Несмотря на неоднократные понукания Ленина, желавшего видеть у себя всю думскую шестерку, ибо иначе разговор будто бы утратит смысл, вся шестерка к нему не поехала. К 7/20 декабря Ленин, вероятно от Кобы, получил известие, что из депутатов к нему собираются всего четверо («Почему же только четверо едут? Мы очень, очень просим добиться приезда всей шестерки»[607]), в итоге же явились трое – Малиновский, Петровский и Бадаев. Ленин, по-видимому, удовлетворился этим, о недостаточности встречи в таком составе больше не говорил, напротив, 26 декабря/8 января отправил Каменеву чрезвычайно бодрое письмо: впечатление от депутатов «самое благоприятное», «начинаем сегодня совещание и надеемся на большие успехи» (см. док. 46).

В том же письме Ленин передавал Каменеву приветы, особенно от Малиновского и Кобы. Джугашвили и сам из Кракова написал Каменеву очень дружеское письмо (см. док. 47). Из него видно, что Коба не вполне и не во всем одобрял распоряжения Ильича, касалось это и рекомендаций о линии поведения депутатов. Ленин требовал войны, «твердости», то есть, в сущности, очередного раскола, на этот раз думской фракции. «Ильич рекомендует „твердую политику“ шестерки внутри фракции, политику угроз большинству фракции, политику апелляции к низам, против большинства фракции», – писал Джугашвили, поясняя тут же, что сама шестерка для такой политики «еще не созрела», что нужно сначала над ней «серьезно поработать». И предлагал свой план действий, более постепенных, полагая, что Ленин уступит необходимости. Письмо дает представление о тактике Джугашвили того периода.
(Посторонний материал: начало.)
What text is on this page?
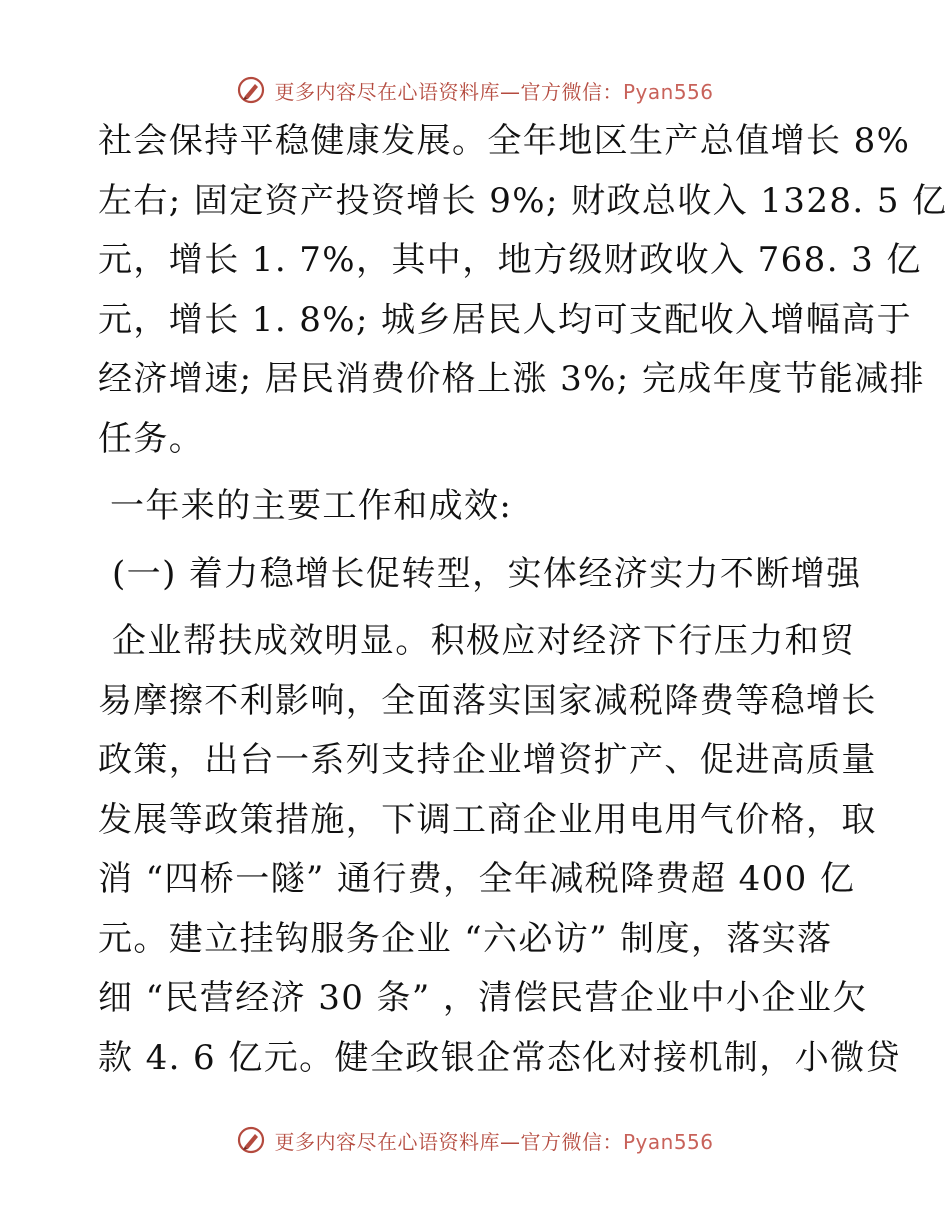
更多内容尽在心语资料库—官方微信：Pyan556

社会保持平稳健康发展。全年地区生产总值增长 8%
左右; 固定资产投资增长 9%; 财政总收入 1328. 5 亿
元，增长 1. 7%，其中，地方级财政收入 768. 3 亿
元，增长 1. 8%; 城乡居民人均可支配收入增幅高于
经济增速; 居民消费价格上涨 3%; 完成年度节能减排
任务。

一年来的主要工作和成效:
(一) 着力稳增长促转型，实体经济实力不断增强

企业帮扶成效明显。积极应对经济下行压力和贸
易摩擦不利影响，全面落实国家减税降费等稳增长
政策，出台一系列支持企业增资扩产、促进高质量
发展等政策措施，下调工商企业用电用气价格，取
消 “四桥一隧” 通行费，全年减税降费超 400 亿
元。建立挂钩服务企业 “六必访” 制度，落实落
细 “民营经济 30 条” ，清偿民营企业中小企业欠
款 4. 6 亿元。健全政银企常态化对接机制，小微贷

更多内容尽在心语资料库—官方微信：Pyan556
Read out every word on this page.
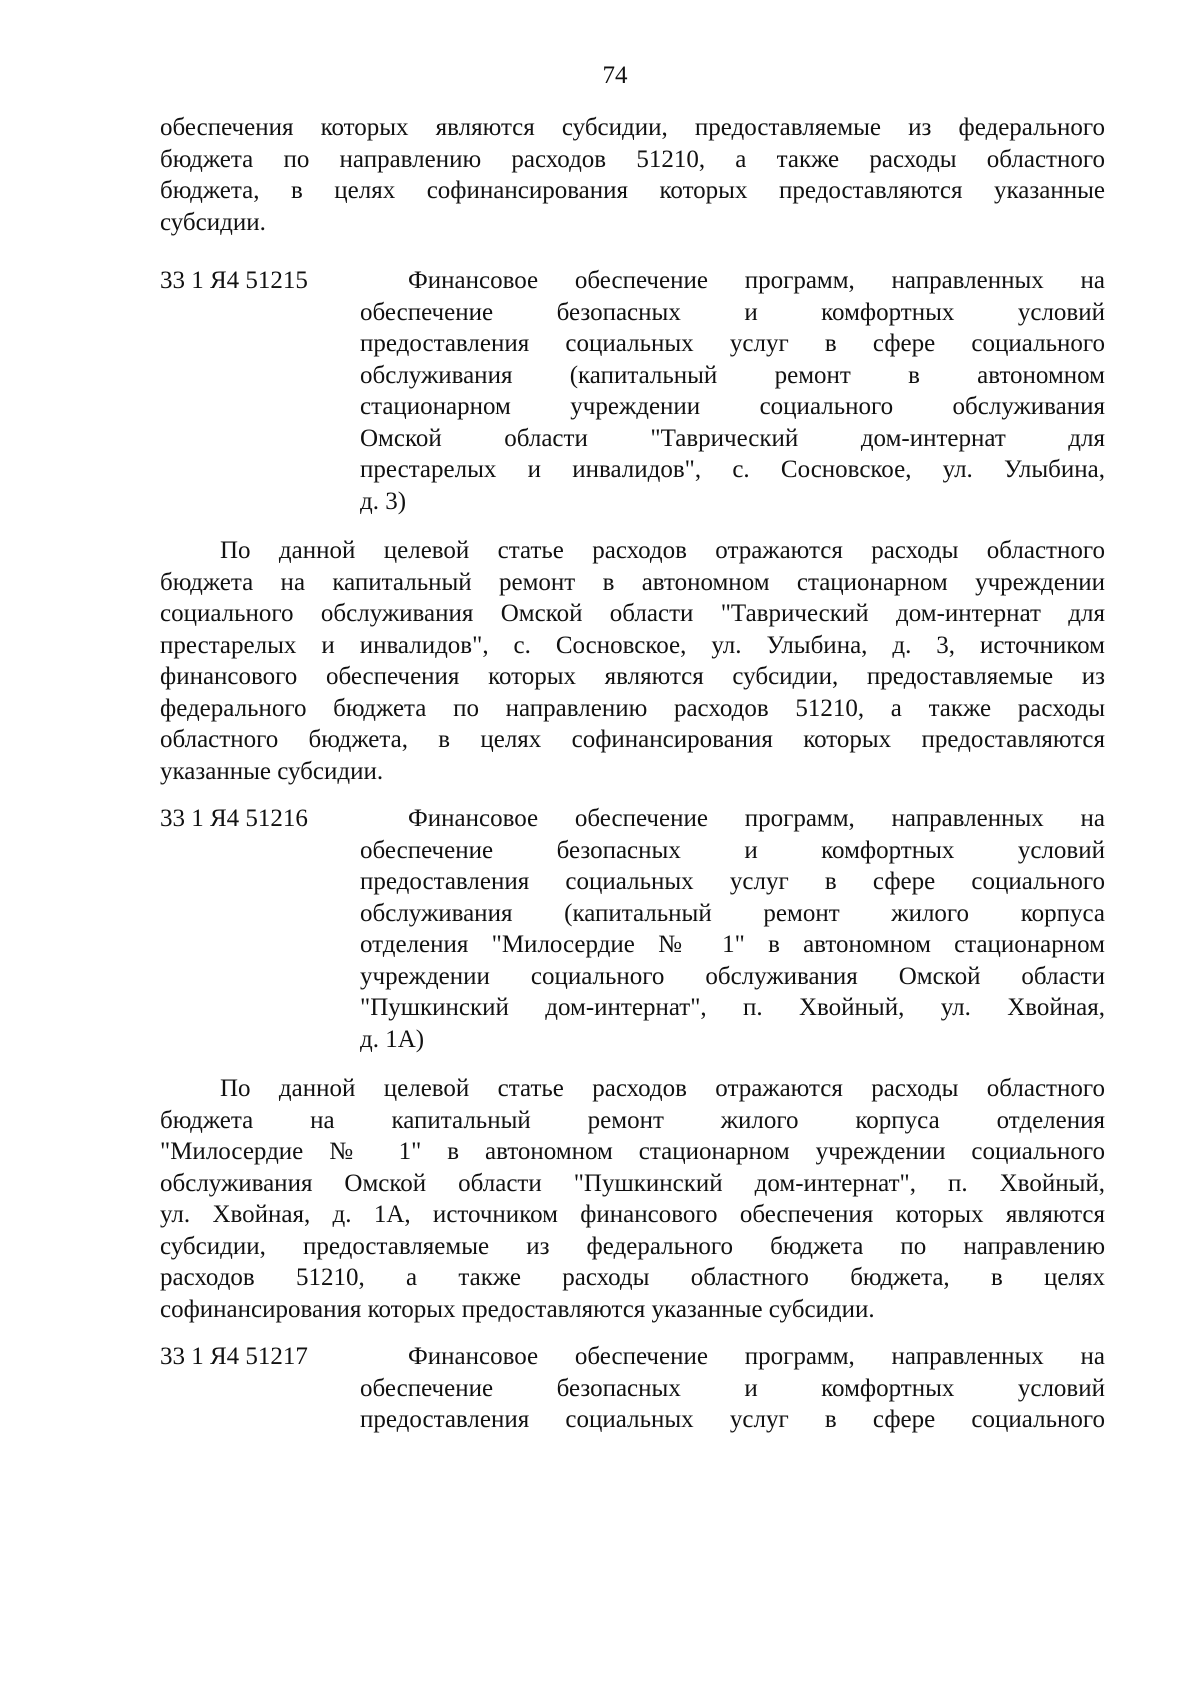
74
обеспечения которых являются субсидии, предоставляемые из федерального
бюджета по направлению расходов 51210, а также расходы областного
бюджета, в целях софинансирования которых предоставляются указанные
субсидии.
33 1 Я4 51215	Финансовое обеспечение программ, направленных на
обеспечение безопасных и комфортных условий
предоставления социальных услуг в сфере социального
обслуживания (капитальный ремонт в автономном
стационарном учреждении социального обслуживания
Омской области "Таврический дом-интернат для
престарелых и инвалидов", с. Сосновское, ул. Улыбина,
д. 3)
По данной целевой статье расходов отражаются расходы областного
бюджета на капитальный ремонт в автономном стационарном учреждении
социального обслуживания Омской области "Таврический дом-интернат для
престарелых и инвалидов", с. Сосновское, ул. Улыбина, д. 3, источником
финансового обеспечения которых являются субсидии, предоставляемые из
федерального бюджета по направлению расходов 51210, а также расходы
областного бюджета, в целях софинансирования которых предоставляются
указанные субсидии.
33 1 Я4 51216	Финансовое обеспечение программ, направленных на
обеспечение безопасных и комфортных условий
предоставления социальных услуг в сфере социального
обслуживания (капитальный ремонт жилого корпуса
отделения "Милосердие № 1" в автономном стационарном
учреждении социального обслуживания Омской области
"Пушкинский дом-интернат", п. Хвойный, ул. Хвойная,
д. 1А)
По данной целевой статье расходов отражаются расходы областного
бюджета на капитальный ремонт жилого корпуса отделения
"Милосердие № 1" в автономном стационарном учреждении социального
обслуживания Омской области "Пушкинский дом-интернат", п. Хвойный,
ул. Хвойная, д. 1А, источником финансового обеспечения которых являются
субсидии, предоставляемые из федерального бюджета по направлению
расходов 51210, а также расходы областного бюджета, в целях
софинансирования которых предоставляются указанные субсидии.
33 1 Я4 51217	Финансовое обеспечение программ, направленных на
обеспечение безопасных и комфортных условий
предоставления социальных услуг в сфере социального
Интригует начало этого письма: «Здравствуй друже! Целую тебя в нос, по-эскимосски. Черт меня дери. Скучаю без тебя чертовски. Скучаю – клянусь собакой! Не с кем мне, не с кем по душам поболтать, черт тебя задави». Возникает вопрос, когда Коба и Каменев успели так подружиться и стать задушевными собеседниками. Они были знакомы, причем вряд ли близко, летом-осенью 1904 г. в Тифлисе, потом виделись на V съезде РСДРП в Лондоне, но затем вряд ли встречались: в начале 1905 г. Каменев стал разъездным агентом ЦК, революционные месяцы с конца 1905 по начало 1907 г. провел в Петербурге с Лениным, затем работал в Москве, с конца 1908 г. жил в эмиграции. Необычное для Джугашвили столь бурное выражение дружеских чувств заставляет предполагать, что они все-таки встречались и провели вместе некоторое время незадолго до краковского совещания. Может быть, и вправду в начале ноября Коба отправился сначала к Каменеву и только потом в Краков к Ленину? Не заскучал ли он по Каменеву, как-никак выходцу с Кавказа, оттого, что Ленин, его окружение и прочие присутствовавшие на краковском совещании на самом деле по укладу жизни, привычкам, стилю общения были очень чуждыми Джугашвили людьми? Чужеродность в простейших, повседневных вещах должна была быть немалой, достаточно сопоставить с привычным ему грузинским миром мемуарный рассказ Н. К. Крупской о том, как она во время совещаний, вооружившись «кухарской книгой», совершила несвойственное ей деяние – «соорудила блины», причем Владимир Ильич «был архидоволен всей этой мурой» (см. док. 54).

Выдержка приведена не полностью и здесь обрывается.